Fireworks AI serverless pricing starts at $0.10 per million tokens for small models (<4B parameters) and goes up to $0.90/M for models over 16B. On-demand GPU deployments range from $2.90/hr (A100) to $9.00/hr (B200). New accounts get $1 in free credits.

02 Does Fireworks AI have a free tier?

Fireworks AI offers $1 in free credits for new accounts. After that, pricing is pay-as-you-go with no minimum commitment. Batch inference and cached input tokens each offer 50% discounts, reducing ongoing costs.

03 How does Fireworks AI fine-tuning work?

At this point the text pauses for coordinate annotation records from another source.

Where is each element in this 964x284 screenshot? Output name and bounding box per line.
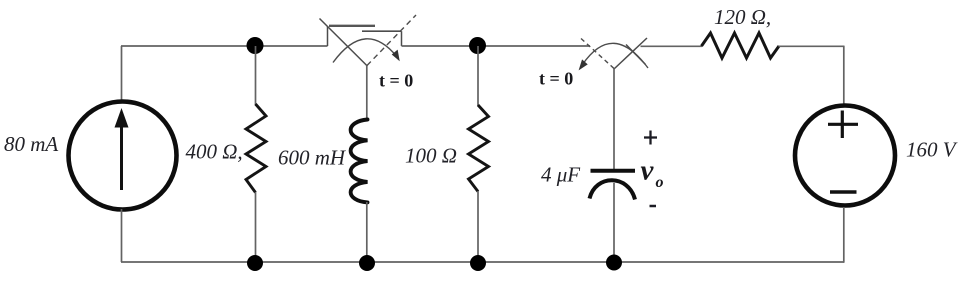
switch S1 right stub xyxy=(401,31,403,46)
svg-text:120 Ω,: 120 Ω, xyxy=(714,5,771,29)
wire: 400 ohm bottom lead xyxy=(255,192,257,262)
wire: top rail right segment xyxy=(641,45,703,47)
svg-text:o: o xyxy=(656,174,664,191)
svg-text:400 Ω,: 400 Ω, xyxy=(186,140,243,164)
switch S2 dashed closed position xyxy=(581,39,614,69)
wire: inductor bottom lead xyxy=(366,202,368,262)
resistor R3 120 ohm xyxy=(702,33,780,58)
switch S2 blade (open position) xyxy=(614,38,647,69)
wire: top rail middle segment xyxy=(402,45,591,47)
wire: from 120 ohm to right corner xyxy=(779,45,845,47)
current source I1 circle xyxy=(69,102,177,210)
node dot bottom A (400 ohm) xyxy=(247,255,263,271)
switch S1 open position dashed xyxy=(367,15,416,66)
switch S2 arc arrowhead xyxy=(580,60,587,69)
svg-text:160 V: 160 V xyxy=(906,138,958,162)
current source I1 arrow xyxy=(115,108,129,190)
label plus (vo) xyxy=(644,131,657,145)
switch S1 lower contact bar xyxy=(362,30,402,32)
wire: 100 ohm top lead xyxy=(477,46,479,106)
switch S2 motion arc xyxy=(583,43,649,68)
wire: capacitor bottom lead xyxy=(613,183,615,262)
wire: 400 ohm top lead xyxy=(255,46,257,105)
switch S2 contact tick xyxy=(626,45,646,65)
switch S1 left stub xyxy=(327,26,329,46)
wire: capacitor top lead from S2 pivot xyxy=(613,69,615,171)
capacitor C1 top plate xyxy=(591,169,636,173)
voltage source plus sign xyxy=(828,111,858,139)
label minus (vo) xyxy=(650,205,657,208)
node dot bottom B (inductor) xyxy=(359,255,375,271)
wire: right branch vertical top xyxy=(843,46,845,104)
resistor R2 100 ohm xyxy=(469,105,489,192)
wire: top rail left segment xyxy=(121,45,328,47)
wire: 100 ohm bottom lead xyxy=(477,191,479,262)
switch S1 motion arc xyxy=(333,39,398,63)
capacitor C1 bottom plate (curved) xyxy=(590,180,636,199)
wire: inductor top lead from S1 pivot xyxy=(366,66,368,121)
svg-text:v: v xyxy=(641,155,655,187)
switch S1 upper contact bar xyxy=(329,25,375,27)
switch S1 blade (closed position) xyxy=(320,19,368,67)
wire: left branch vertical top xyxy=(121,46,123,102)
svg-text:4 μF: 4 μF xyxy=(541,163,580,187)
resistor R1 400 ohm xyxy=(246,104,266,193)
svg-text:t = 0: t = 0 xyxy=(539,69,573,89)
svg-text:t = 0: t = 0 xyxy=(379,71,413,91)
switch S1 arc arrowhead xyxy=(393,51,400,61)
node dot bottom C (100 ohm) xyxy=(470,255,486,271)
voltage source minus sign xyxy=(830,190,857,193)
inductor L1 600 mH xyxy=(351,120,368,203)
wire: right branch vertical bottom xyxy=(843,207,845,263)
voltage source V1 circle xyxy=(795,106,895,206)
node dot top A (400 ohm) xyxy=(247,37,264,54)
wire: bottom rail xyxy=(121,261,844,263)
svg-text:600 mH: 600 mH xyxy=(278,146,347,170)
node dot top C (100 ohm) xyxy=(469,37,486,54)
svg-text:100 Ω: 100 Ω xyxy=(405,144,457,168)
node dot bottom D (capacitor) xyxy=(606,255,622,271)
svg-text:80 mA: 80 mA xyxy=(4,132,58,156)
wire: left branch vertical bottom xyxy=(121,209,123,262)
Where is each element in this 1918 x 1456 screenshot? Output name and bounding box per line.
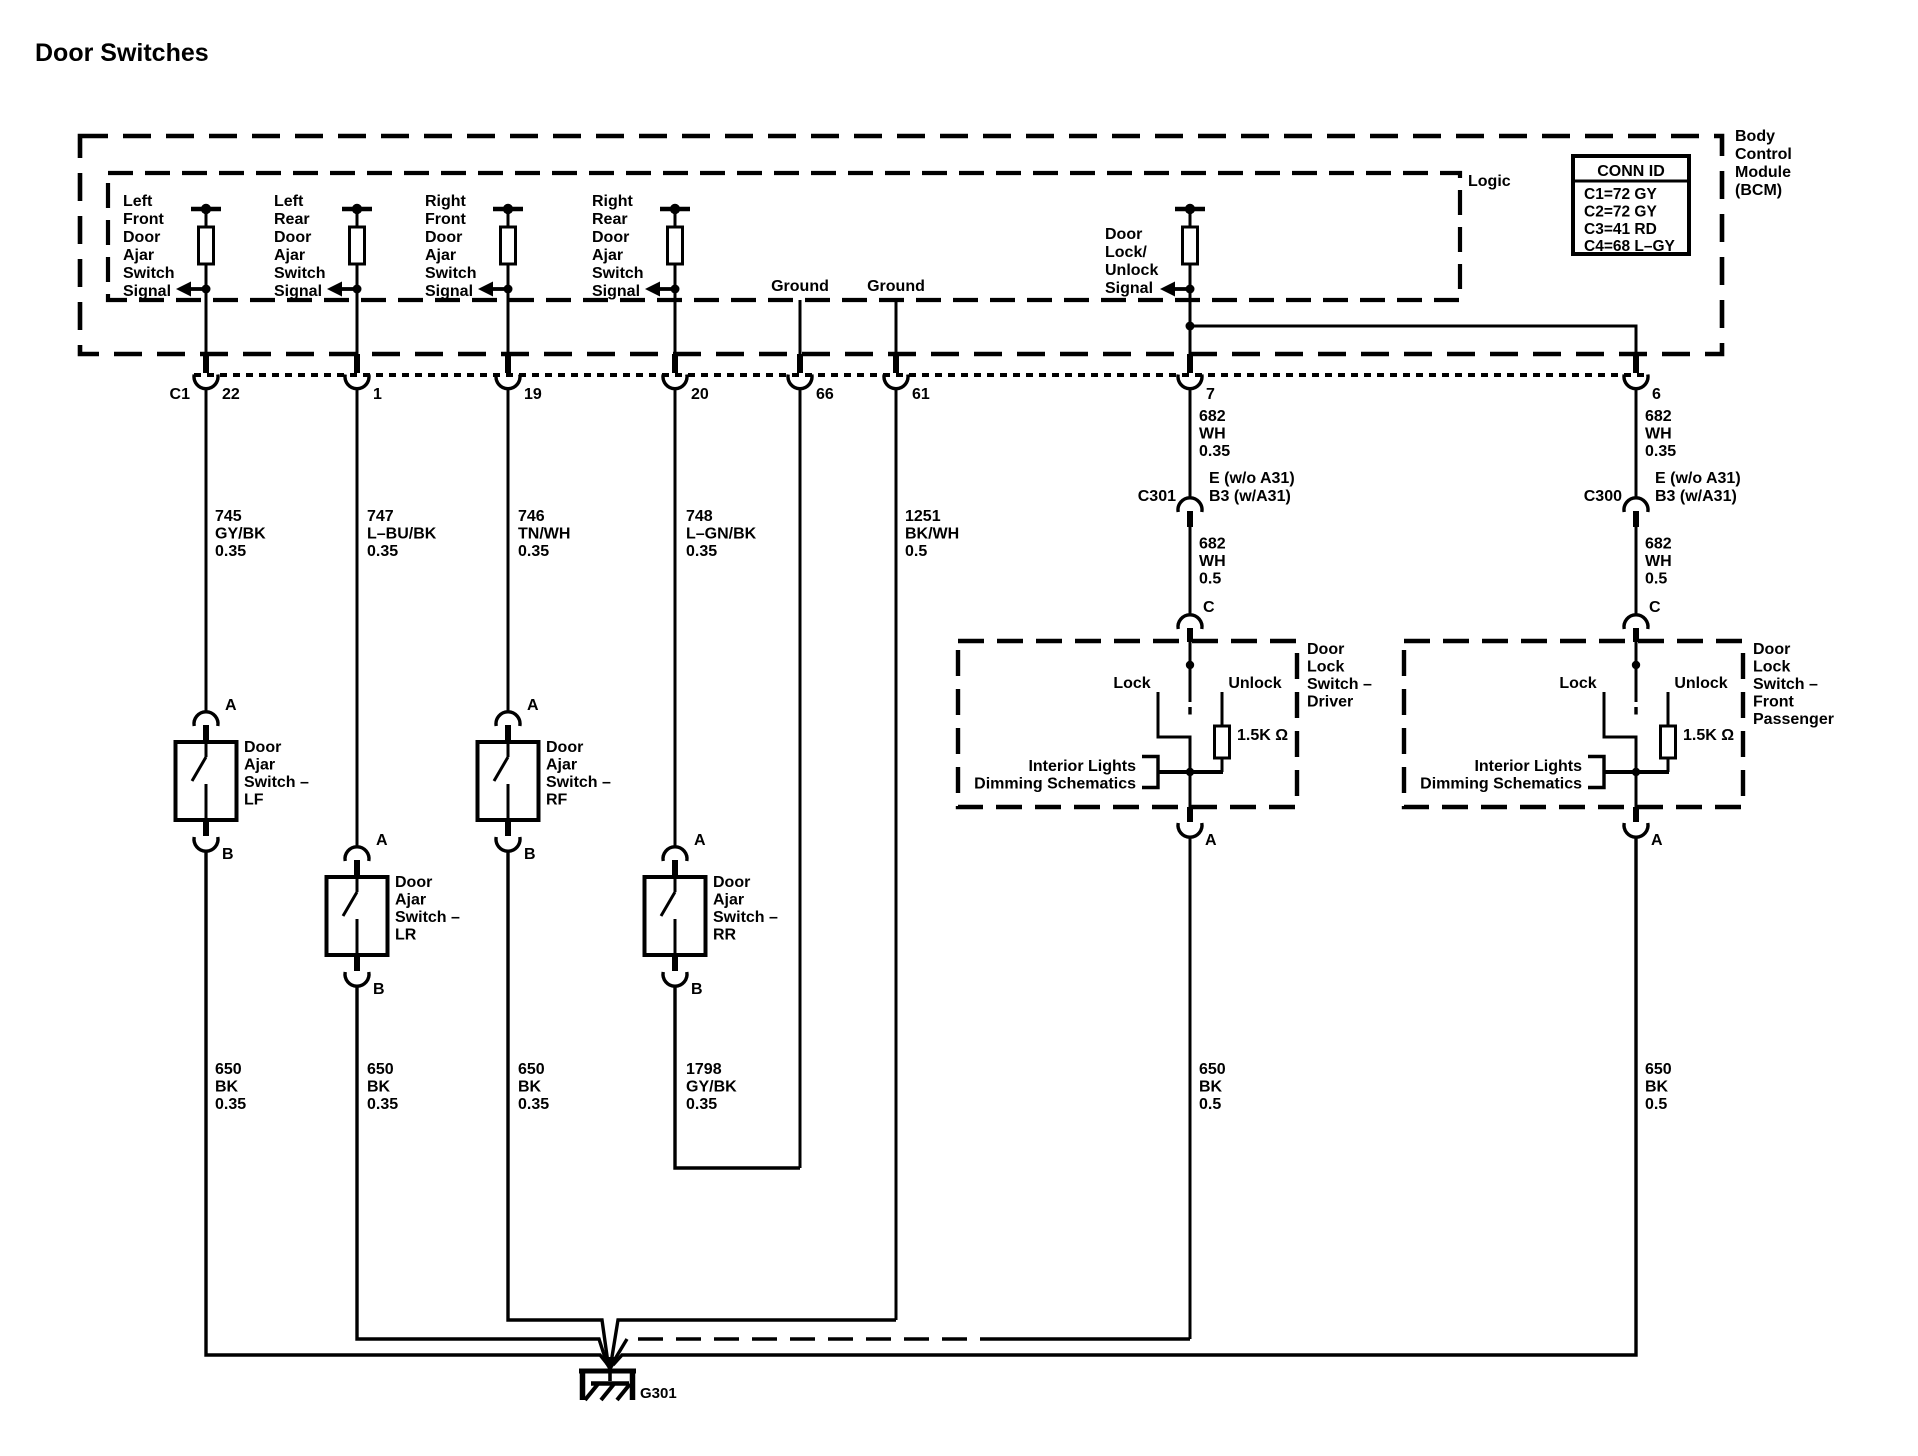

Fireworks AI supports fine-tuning with SFT and DPO methods. Pricing ranges from $0.50/M training tokens for models under 16B to $10–20/M tokens for models over 300B. Fine-tuned models can be deployed on Serverless or dedicated infrastructure.

04 Fireworks AI vs Together AI: which should I choose?

Both offer serverless inference starting at $0.10/M tokens. Fireworks AI provides $1 free credits upfront and offers A100 On-Demand at $2.90/hr, while Together AI's comparable H100 dedicated is $3.99/hr. Fireworks AI is generally slightly cheaper for dedicated GPU hosting and offers batch discounts of 50%.

05 What is Fireworks AI On-Demand pricing?

Fireworks AI On-Demand GPU deployments are priced at $2.90/hr for A100 80GB, $6.00/hr for H100/H200, and $9.00/hr for B200. These are dedicated single-tenant deployments ideal for hosting custom fine-tuned models or maintaining consistent inference capacity.

Is this pricing incorrect? — we verify and update within 24 hours.